File spoon-archives/heidegger.archive/heidegger_1997/heidegger.9711, message 47


Date: Tue, 04 Nov 1997 15:26:13 +0000
From: Joseph Milne <alfar-AT-globalnet.co.uk>
Subject: Re: Technik


At 02:45 02/11/97 +0200, you wrote:
>Dear Joseph,
>
>Thanks for your message. A short comment because work demands my
>concentration.
>
>On Sat, 1 Nov 1997, Joseph Milne wrote:
>
>> Yet I wonder if the real reason that we find
>> Heidegger so persuasive on technology lies on the political level. Certainly
>> it has very clear political implications, but is that the *root* as it were
>> of our horror at the prospect of what technology may lead to?
>
>You are right: the "political" issue is not the foundation of Heidegger's
>question concerning technology. But it is also possible to look at the
>matter from the opposite perspective: a philosopher whose thinking has
>often been condemned as non-ethical and non-political, but here is a theme
>that could well be evidence of, at least, a political undertow.
>
>As to the "root" -- and here I may well be repeating myself --, if there
>is a genuine sense of horror, it must result from an awareness that our
>belief in our own "technological" omnipotence (that the world is in our
>"hands") has always been unfounded.
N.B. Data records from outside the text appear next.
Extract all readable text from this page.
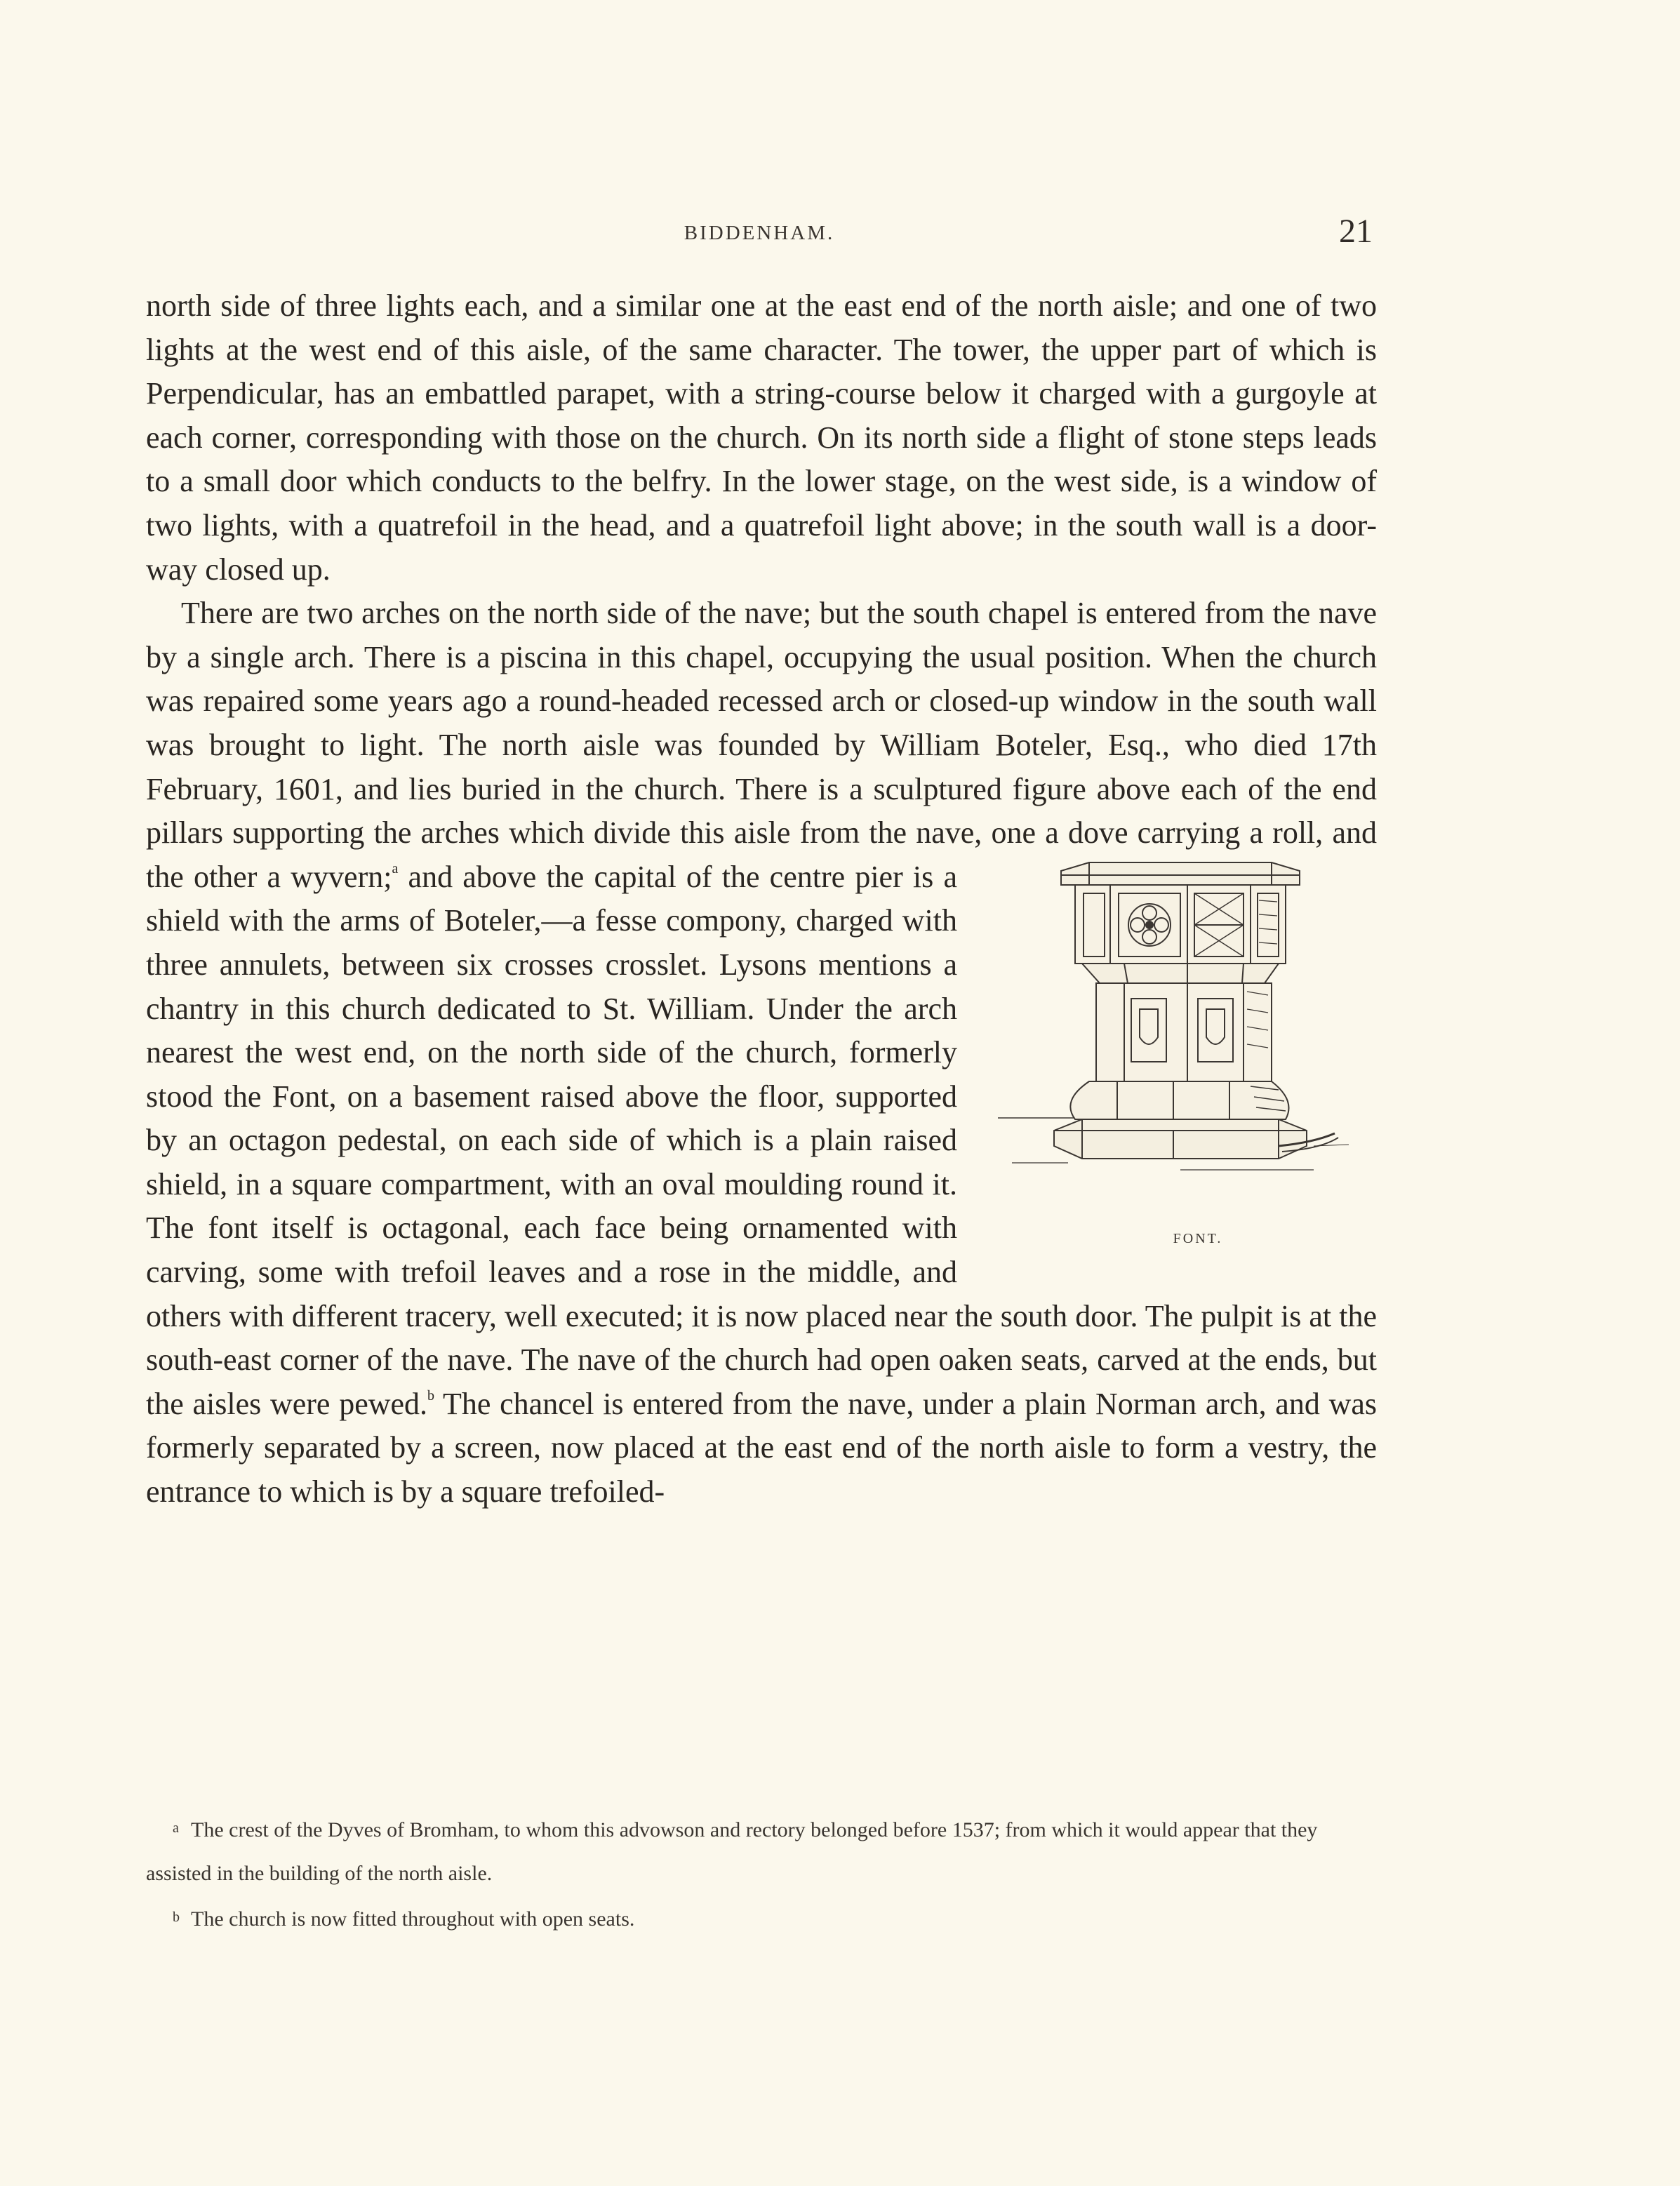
BIDDENHAM.	21

north side of three lights each, and a similar one at the east end of the north aisle; and one of two lights at the west end of this aisle, of the same character. The tower, the upper part of which is Perpendicular, has an embattled parapet, with a string-course below it charged with a gurgoyle at each corner, corresponding with those on the church. On its north side a flight of stone steps leads to a small door which conducts to the belfry. In the lower stage, on the west side, is a window of two lights, with a quatrefoil in the head, and a quatrefoil light above; in the south wall is a door-way closed up.

There are two arches on the north side of the nave; but the south chapel is entered from the nave by a single arch. There is a piscina in this chapel, occupying the usual position. When the church was repaired some years ago a round-headed recessed arch or closed-up window in the south wall was brought to light. The north aisle was founded by William Boteler, Esq., who died 17th February, 1601, and lies buried in the church. There is a sculptured figure above each of the end pillars supporting the arches which divide this aisle from the nave, one a dove carrying a roll, and the other a wyvern;$^a$
FONT.
and above the capital of the centre pier is a shield with the arms of Boteler,—a fesse compony, charged with three annulets, between six crosses crosslet. Lysons mentions a chantry in this church dedicated to St. William. Under the arch nearest the west end, on the north side of the church, formerly stood the Font, on a basement raised above the floor, supported by an octagon pedestal, on each side of which is a plain raised shield, in a square compartment, with an oval moulding round it. The font itself is octagonal, each face being ornamented with carving, some with trefoil leaves and a rose in the middle, and others with different tracery, well executed; it is now placed near the south door. The pulpit is at the south-east corner of the nave. The nave of the church had open oaken seats, carved at the ends, but the aisles were pewed.$^b$ The chancel is entered from the nave, under a plain Norman arch, and was formerly separated by a screen, now placed at the east end of the north aisle to form a vestry, the entrance to which is by a square trefoiled-

a The crest of the Dyves of Bromham, to whom this advowson and rectory belonged before 1537; from which it would appear that they assisted in the building of the north aisle.

b The church is now fitted throughout with open seats.
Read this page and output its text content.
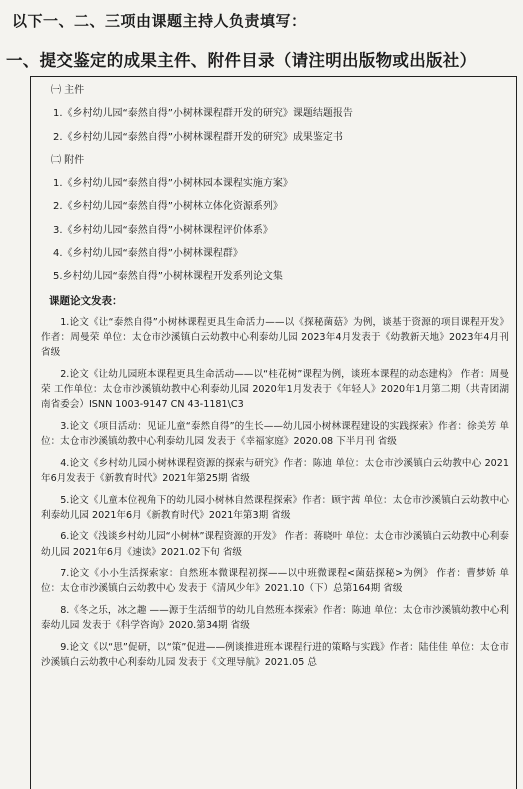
以下一、二、三项由课题主持人负责填写：
一、提交鉴定的成果主件、附件目录（请注明出版物或出版社）
㈠ 主件
1.《乡村幼儿园“泰然自得”小树林课程群开发的研究》课题结题报告
2.《乡村幼儿园“泰然自得”小树林课程群开发的研究》成果鉴定书
㈡ 附件
1.《乡村幼儿园“泰然自得”小树林园本课程实施方案》
2.《乡村幼儿园“泰然自得”小树林立体化资源系列》
3.《乡村幼儿园“泰然自得”小树林课程评价体系》
4.《乡村幼儿园“泰然自得”小树林课程群》
5.乡村幼儿园“泰然自得”小树林课程开发系列论文集
课题论文发表：

1.论文《让“泰然自得”小树林课程更具生命活力——以《探秘菌菇》为例，谈基于资源的项目课程开发》作者：周曼荣 单位：太仓市沙溪镇白云幼教中心利泰幼儿园 2023年4月发表于《幼教新天地》2023年4月刊 省级

2.论文《让幼儿园班本课程更具生命活动——以“桂花树”课程为例，谈班本课程的动态建构》 作者：周曼荣 工作单位：太仓市沙溪镇幼教中心利泰幼儿园 2020年1月发表于《年轻人》2020年1月第二期（共青团湖南省委会）ISNN 1003-9147 CN 43-1181\C3

3.论文《项目活动：见证儿童“泰然自得”的生长——幼儿园小树林课程建设的实践探索》作者：徐美芳 单位：太仓市沙溪镇幼教中心利泰幼儿园 发表于《幸福家庭》2020.08 下半月刊 省级

4.论文《乡村幼儿园小树林课程资源的探索与研究》作者：陈迪 单位：太仓市沙溪镇白云幼教中心 2021年6月发表于《新教育时代》2021年第25期 省级

5.论文《儿童本位视角下的幼儿园小树林自然课程探索》作者：顾宇茜 单位：太仓市沙溪镇白云幼教中心利泰幼儿园 2021年6月《新教育时代》2021年第3期 省级

6.论文《浅谈乡村幼儿园“小树林”课程资源的开发》 作者：蒋晓叶 单位：太仓市沙溪镇白云幼教中心利泰幼儿园 2021年6月《速读》2021.02下旬 省级

7.论文《小小生活探索家：自然班本微课程初探——以中班微课程<菌菇探秘>为例》 作者：曹梦娇 单位：太仓市沙溪镇白云幼教中心 发表于《清风少年》2021.10（下）总第164期 省级

8.《冬之乐，冰之趣 ——源于生活细节的幼儿自然班本探索》作者：陈迪 单位：太仓市沙溪镇幼教中心利泰幼儿园 发表于《科学咨询》2020.第34期 省级

9.论文《以“思”促研，以“策”促进——例谈推进班本课程行进的策略与实践》作者：陆佳佳 单位：太仓市沙溪镇白云幼教中心利泰幼儿园 发表于《文理导航》2021.05 总
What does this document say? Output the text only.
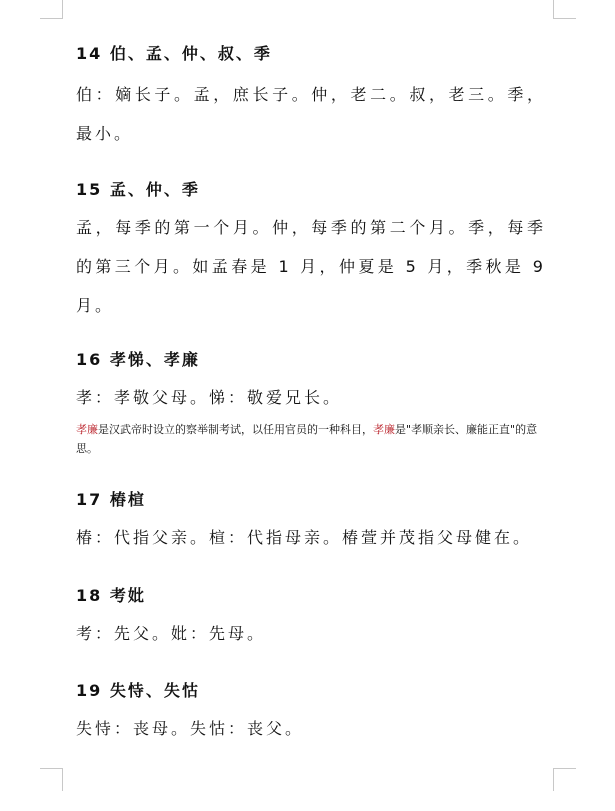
14 伯、孟、仲、叔、季

伯：嫡长子。孟，庶长子。仲，老二。叔，老三。季，最小。

15 孟、仲、季

孟，每季的第一个月。仲，每季的第二个月。季，每季的第三个月。如孟春是 1 月，仲夏是 5 月，季秋是 9 月。

16 孝悌、孝廉

孝：孝敬父母。悌：敬爱兄长。

孝廉是汉武帝时设立的察举制考试，以任用官员的一种科目，孝廉是"孝顺亲长、廉能正直"的意思。

17 椿楦

椿：代指父亲。楦：代指母亲。椿萱并茂指父母健在。

18 考妣

考：先父。妣：先母。

19 失恃、失怙

失恃：丧母。失怙：丧父。
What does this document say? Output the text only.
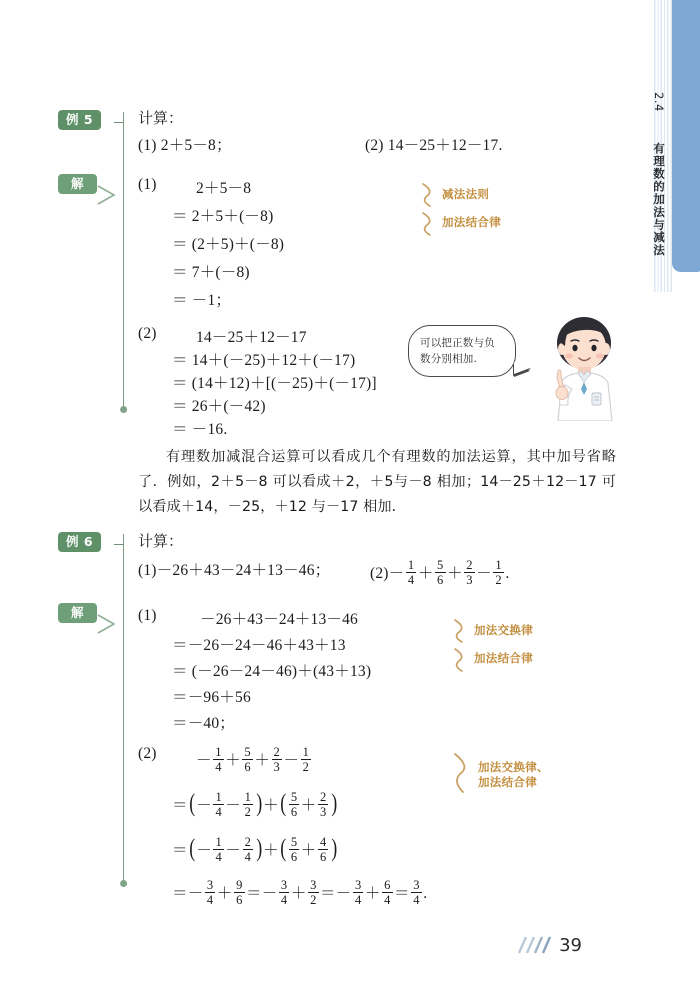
2.4  有理数的加法与减法
例 5	计算：
(1) 2＋5－8；	(2) 14－25＋12－17.
解	(1)	2＋5－8
＝ 2＋5＋(－8)
＝ (2＋5)＋(－8)
＝ 7＋(－8)
＝ －1；
(2)	14－25＋12－17
＝ 14＋(－25)＋12＋(－17)
＝ (14＋12)＋[(－25)＋(－17)]
＝ 26＋(－42)
＝ －16.
减法法则
加法结合律
可以把正数与负数分别相加.
有理数加减混合运算可以看成几个有理数的加法运算，其中加号省略了．例如，2＋5－8 可以看成＋2，＋5与－8 相加；14－25＋12－17 可以看成＋14，－25，＋12 与－17 相加．
例 6	计算：
(1)－26＋43－24＋13－46；	$(2)- \frac{1}{4} + \frac{5}{6} + \frac{2}{3} - \frac{1}{2}$ .
解	(1)	－26＋43－24＋13－46
＝－26－24－46＋43＋13
＝ (－26－24－46)＋(43＋13)
＝－96＋56
＝－40；
(2)	－ $\frac{1}{4} + \frac{5}{6} + \frac{2}{3} - \frac{1}{2}$
＝(－ $\frac{1}{4} - \frac{1}{2}$ )＋( $\frac{5}{6} + \frac{2}{3}$ )
＝(－ $\frac{1}{4} - \frac{2}{4}$ )＋( $\frac{5}{6} + \frac{4}{6}$ )
＝－ $\frac{3}{4} + \frac{9}{6} =- \frac{3}{4} + \frac{3}{2} =- \frac{3}{4} + \frac{6}{4} = \frac{3}{4}$ .
加法交换律
加法结合律
加法交换律、
加法结合律
39
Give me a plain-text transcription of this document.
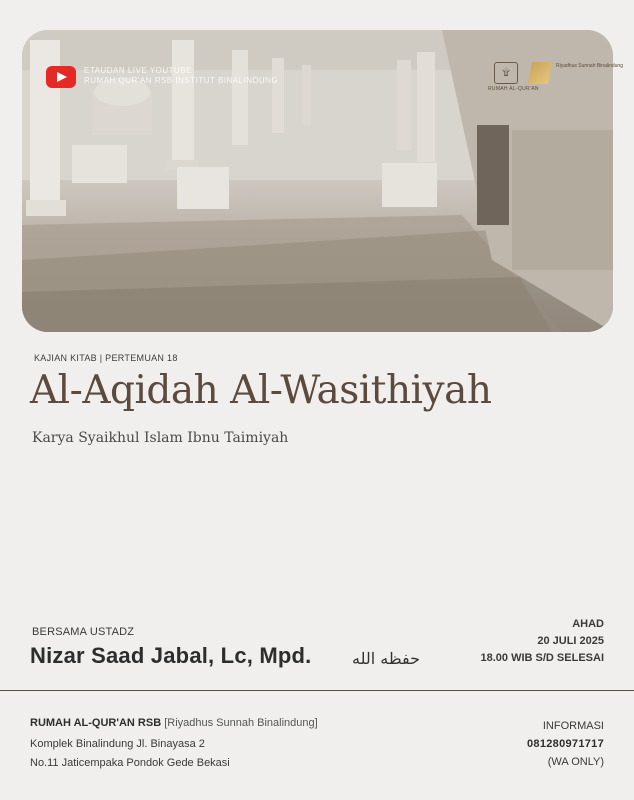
ETAUDAN LIVE YOUTUBE
RUMAH QUR'AN RSB INSTITUT BINALINDUNG
۩
RUMAH AL-QUR'AN
Riyadhus Sunnah Binalindung
KAJIAN KITAB | PERTEMUAN 18
Al-Aqidah Al-Wasithiyah
Karya Syaikhul Islam Ibnu Taimiyah
BERSAMA USTADZ
Nizar Saad Jabal, Lc, Mpd.	حفظه الله
AHAD
20 JULI 2025
18.00 WIB S/D SELESAI
RUMAH AL-QUR'AN RSB [Riyadhus Sunnah Binalindung]
Komplek Binalindung Jl. Binayasa 2
No.11 Jaticempaka Pondok Gede Bekasi
INFORMASI
081280971717
(WA ONLY)
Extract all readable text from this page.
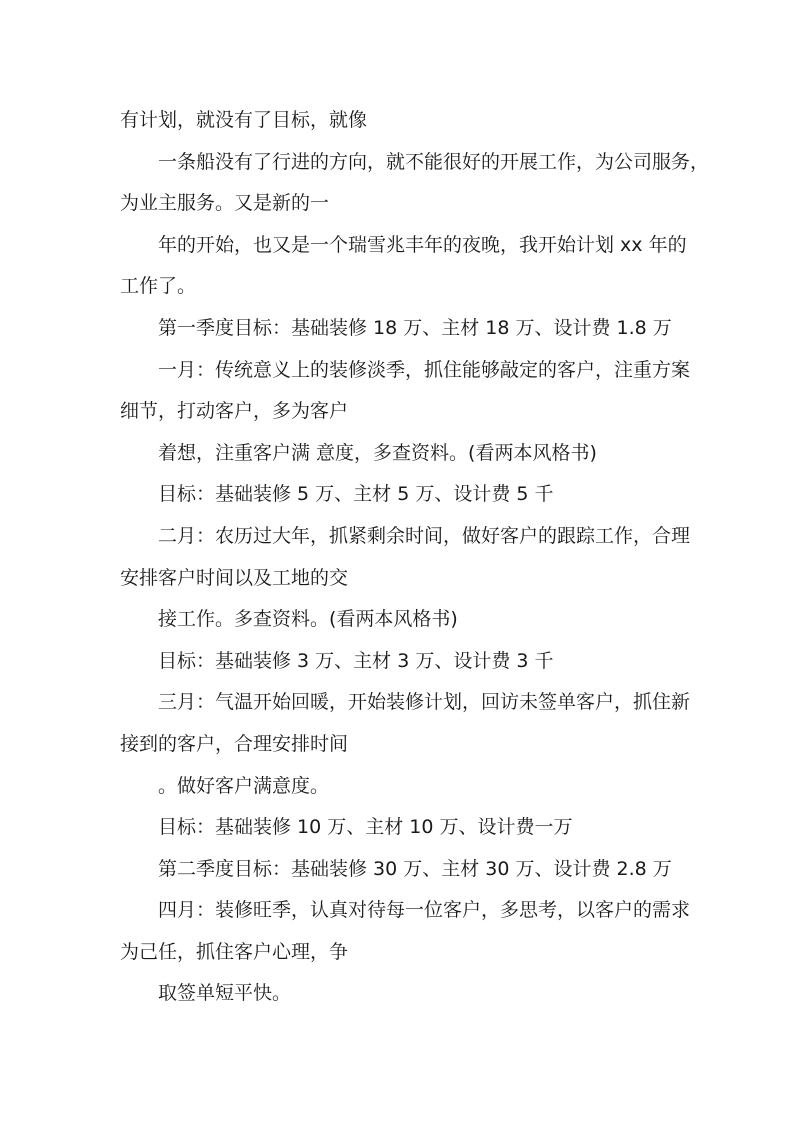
有计划，就没有了目标，就像
一条船没有了行进的方向，就不能很好的开展工作，为公司服务，
为业主服务。又是新的一
年的开始，也又是一个瑞雪兆丰年的夜晚，我开始计划 xx 年的
工作了。
第一季度目标：基础装修 18 万、主材 18 万、设计费 1.8 万
一月：传统意义上的装修淡季，抓住能够敲定的客户，注重方案
细节，打动客户，多为客户
着想，注重客户满 意度，多查资料。(看两本风格书)
目标：基础装修 5 万、主材 5 万、设计费 5 千
二月：农历过大年，抓紧剩余时间，做好客户的跟踪工作，合理
安排客户时间以及工地的交
接工作。多查资料。(看两本风格书)
目标：基础装修 3 万、主材 3 万、设计费 3 千
三月：气温开始回暖，开始装修计划，回访未签单客户，抓住新
接到的客户，合理安排时间
。做好客户满意度。
目标：基础装修 10 万、主材 10 万、设计费一万
第二季度目标：基础装修 30 万、主材 30 万、设计费 2.8 万
四月：装修旺季，认真对待每一位客户，多思考，以客户的需求
为己任，抓住客户心理，争
取签单短平快。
The "horrific prospect" of technology
>is that we continue believing so.
>
>Cheers,
>
>Panu
>

Dear Panu,

We could attribute technology to hubris.  But equally we could attribute it
to man's fear and sense of powerlessness and an offort to overcome this.
Thus so many ordinary people put their hopes in technology and science in
the hope that all suffering may one day be overcome.  It is always worth
looking to see what is being evaded in any ideology or hope.  On the other
hand, fear and hubris may be two sides of one essential deeper thing.